May 30, 2008|Ty Burr, Globe Staff

"The Fall" is what you'd get if you told a fiendishly gifted graphic illustrator the plot of "The Princess Bride" and sent him off to come up with his own version. Years in the making, shot with camera throttles wide open in 18 countries, this fairy-tale-within-a-tale is a personal labor of love for filmmaker Tarsem Singh ("The Cell") and a work of gorgeous, lunatic ambition. As a movie, it's kind of a mess.

Still, "The Fall" begs to be seen for the elements that Tarsem (the director's preferred nom du cinema) has stuffed into it like a confectioner with ADHD lavishing care upon a cannoli. Swimming elephants, dastardly governors, beautiful women with avant-tribal face masks, labyrinths of despair, and a young adventurer named Charles Darwin are just some of the elements that swirl around the film's slender narrative thread.

At the center - as always - is a child listening to a story. She is Alexandria (Catinca Untaru), a 5-year-old immigrant girl in the hospital with a broken arm after falling from a tree while picking oranges. The place is Los Angeles, the time the early 20th century, and the child befriends Roy Walker (Lee Pace), a silent-movie stuntman with paralyzed legs and a broken heart.
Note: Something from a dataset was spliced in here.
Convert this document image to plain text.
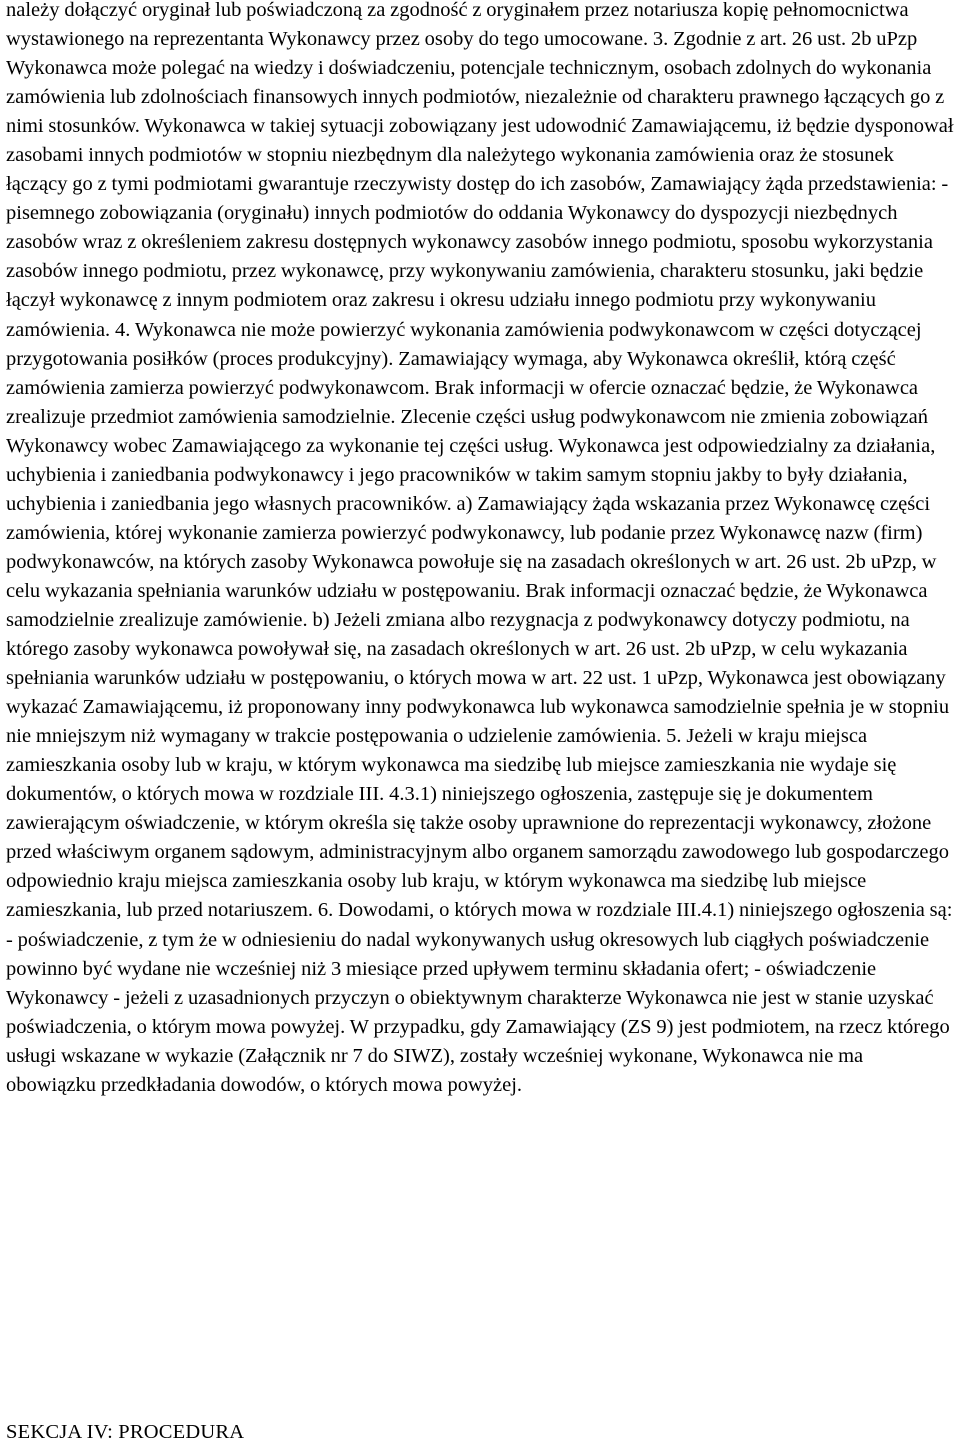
należy dołączyć oryginał lub poświadczoną za zgodność z oryginałem przez notariusza kopię pełnomocnictwa wystawionego na reprezentanta Wykonawcy przez osoby do tego umocowane. 3. Zgodnie z art. 26 ust. 2b uPzp Wykonawca może polegać na wiedzy i doświadczeniu, potencjale technicznym, osobach zdolnych do wykonania zamówienia lub zdolnościach finansowych innych podmiotów, niezależnie od charakteru prawnego łączących go z nimi stosunków. Wykonawca w takiej sytuacji zobowiązany jest udowodnić Zamawiającemu, iż będzie dysponował zasobami innych podmiotów w stopniu niezbędnym dla należytego wykonania zamówienia oraz że stosunek łączący go z tymi podmiotami gwarantuje rzeczywisty dostęp do ich zasobów, Zamawiający żąda przedstawienia: - pisemnego zobowiązania (oryginału) innych podmiotów do oddania Wykonawcy do dyspozycji niezbędnych zasobów wraz z określeniem zakresu dostępnych wykonawcy zasobów innego podmiotu, sposobu wykorzystania zasobów innego podmiotu, przez wykonawcę, przy wykonywaniu zamówienia, charakteru stosunku, jaki będzie łączył wykonawcę z innym podmiotem oraz zakresu i okresu udziału innego podmiotu przy wykonywaniu zamówienia. 4. Wykonawca nie może powierzyć wykonania zamówienia podwykonawcom w części dotyczącej przygotowania posiłków (proces produkcyjny). Zamawiający wymaga, aby Wykonawca określił, którą część zamówienia zamierza powierzyć podwykonawcom. Brak informacji w ofercie oznaczać będzie, że Wykonawca zrealizuje przedmiot zamówienia samodzielnie. Zlecenie części usług podwykonawcom nie zmienia zobowiązań Wykonawcy wobec Zamawiającego za wykonanie tej części usług. Wykonawca jest odpowiedzialny za działania, uchybienia i zaniedbania podwykonawcy i jego pracowników w takim samym stopniu jakby to były działania, uchybienia i zaniedbania jego własnych pracowników. a) Zamawiający żąda wskazania przez Wykonawcę części zamówienia, której wykonanie zamierza powierzyć podwykonawcy, lub podanie przez Wykonawcę nazw (firm) podwykonawców, na których zasoby Wykonawca powołuje się na zasadach określonych w art. 26 ust. 2b uPzp, w celu wykazania spełniania warunków udziału w postępowaniu. Brak informacji oznaczać będzie, że Wykonawca samodzielnie zrealizuje zamówienie. b) Jeżeli zmiana albo rezygnacja z podwykonawcy dotyczy podmiotu, na którego zasoby wykonawca powoływał się, na zasadach określonych w art. 26 ust. 2b uPzp, w celu wykazania spełniania warunków udziału w postępowaniu, o których mowa w art. 22 ust. 1 uPzp, Wykonawca jest obowiązany wykazać Zamawiającemu, iż proponowany inny podwykonawca lub wykonawca samodzielnie spełnia je w stopniu nie mniejszym niż wymagany w trakcie postępowania o udzielenie zamówienia. 5. Jeżeli w kraju miejsca zamieszkania osoby lub w kraju, w którym wykonawca ma siedzibę lub miejsce zamieszkania nie wydaje się dokumentów, o których mowa w rozdziale III. 4.3.1) niniejszego ogłoszenia, zastępuje się je dokumentem zawierającym oświadczenie, w którym określa się także osoby uprawnione do reprezentacji wykonawcy, złożone przed właściwym organem sądowym, administracyjnym albo organem samorządu zawodowego lub gospodarczego odpowiednio kraju miejsca zamieszkania osoby lub kraju, w którym wykonawca ma siedzibę lub miejsce zamieszkania, lub przed notariuszem. 6. Dowodami, o których mowa w rozdziale III.4.1) niniejszego ogłoszenia są: - poświadczenie, z tym że w odniesieniu do nadal wykonywanych usług okresowych lub ciągłych poświadczenie powinno być wydane nie wcześniej niż 3 miesiące przed upływem terminu składania ofert; - oświadczenie Wykonawcy - jeżeli z uzasadnionych przyczyn o obiektywnym charakterze Wykonawca nie jest w stanie uzyskać poświadczenia, o którym mowa powyżej. W przypadku, gdy Zamawiający (ZS 9) jest podmiotem, na rzecz którego usługi wskazane w wykazie (Załącznik nr 7 do SIWZ), zostały wcześniej wykonane, Wykonawca nie ma obowiązku przedkładania dowodów, o których mowa powyżej.

SEKCJA IV: PROCEDURA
In exchange for undercover deliveries of morphine, he spins Alexandria a tale.

The naturalism of these hospital scenes is a conceit more than anything else - Tarsem couldn't do realism if he had a gun to his head - but Untaru is a find: a movie kid who acts like a real kid, with the proper mix of charm, annoyance, and amateurishness.
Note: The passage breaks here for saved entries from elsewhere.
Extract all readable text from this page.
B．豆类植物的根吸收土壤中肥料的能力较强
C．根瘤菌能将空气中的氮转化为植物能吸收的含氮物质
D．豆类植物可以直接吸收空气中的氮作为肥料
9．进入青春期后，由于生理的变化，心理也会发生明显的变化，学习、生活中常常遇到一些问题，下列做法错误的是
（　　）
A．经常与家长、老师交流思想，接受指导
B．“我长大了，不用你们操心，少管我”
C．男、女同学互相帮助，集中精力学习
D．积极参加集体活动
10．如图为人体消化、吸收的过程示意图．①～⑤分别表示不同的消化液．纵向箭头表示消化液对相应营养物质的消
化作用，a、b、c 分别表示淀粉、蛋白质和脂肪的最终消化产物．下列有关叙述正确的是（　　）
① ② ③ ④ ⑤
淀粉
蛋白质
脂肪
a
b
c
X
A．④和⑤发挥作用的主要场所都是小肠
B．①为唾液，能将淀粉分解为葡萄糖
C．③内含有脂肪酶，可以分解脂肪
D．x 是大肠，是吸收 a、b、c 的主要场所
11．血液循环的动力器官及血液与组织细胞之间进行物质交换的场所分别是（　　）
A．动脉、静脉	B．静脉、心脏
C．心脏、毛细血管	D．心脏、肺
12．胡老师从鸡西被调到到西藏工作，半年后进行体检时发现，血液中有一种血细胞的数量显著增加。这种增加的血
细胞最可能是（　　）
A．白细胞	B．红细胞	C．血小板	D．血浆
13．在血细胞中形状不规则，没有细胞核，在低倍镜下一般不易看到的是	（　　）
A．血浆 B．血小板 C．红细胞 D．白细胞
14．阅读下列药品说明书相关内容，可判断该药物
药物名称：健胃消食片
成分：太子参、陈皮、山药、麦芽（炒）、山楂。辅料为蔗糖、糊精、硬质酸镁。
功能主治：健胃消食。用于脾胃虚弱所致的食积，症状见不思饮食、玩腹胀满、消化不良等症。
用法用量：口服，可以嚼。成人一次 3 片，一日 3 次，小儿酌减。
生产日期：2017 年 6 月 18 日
Roy's story, by contrast, is a wild and woolly bit of high adventure shot by cinematographer Colin Watkinson as if National Geographic and Aperture were footing the bills. It involves a band of five heroes led by the Black Bandit (Pace again) and including a princely African slave (Marcus Wesley), a swami (Julian Bleach), an explosives expert (Robin Smith), and the aforementioned Darwin (Leo Bill), all tilting at the evil Governor Odious (Daniel Caltagirone) who has imprisoned them. In a touch of Oz, Alexandria casts the adventurers with faces she's seen about the hospital.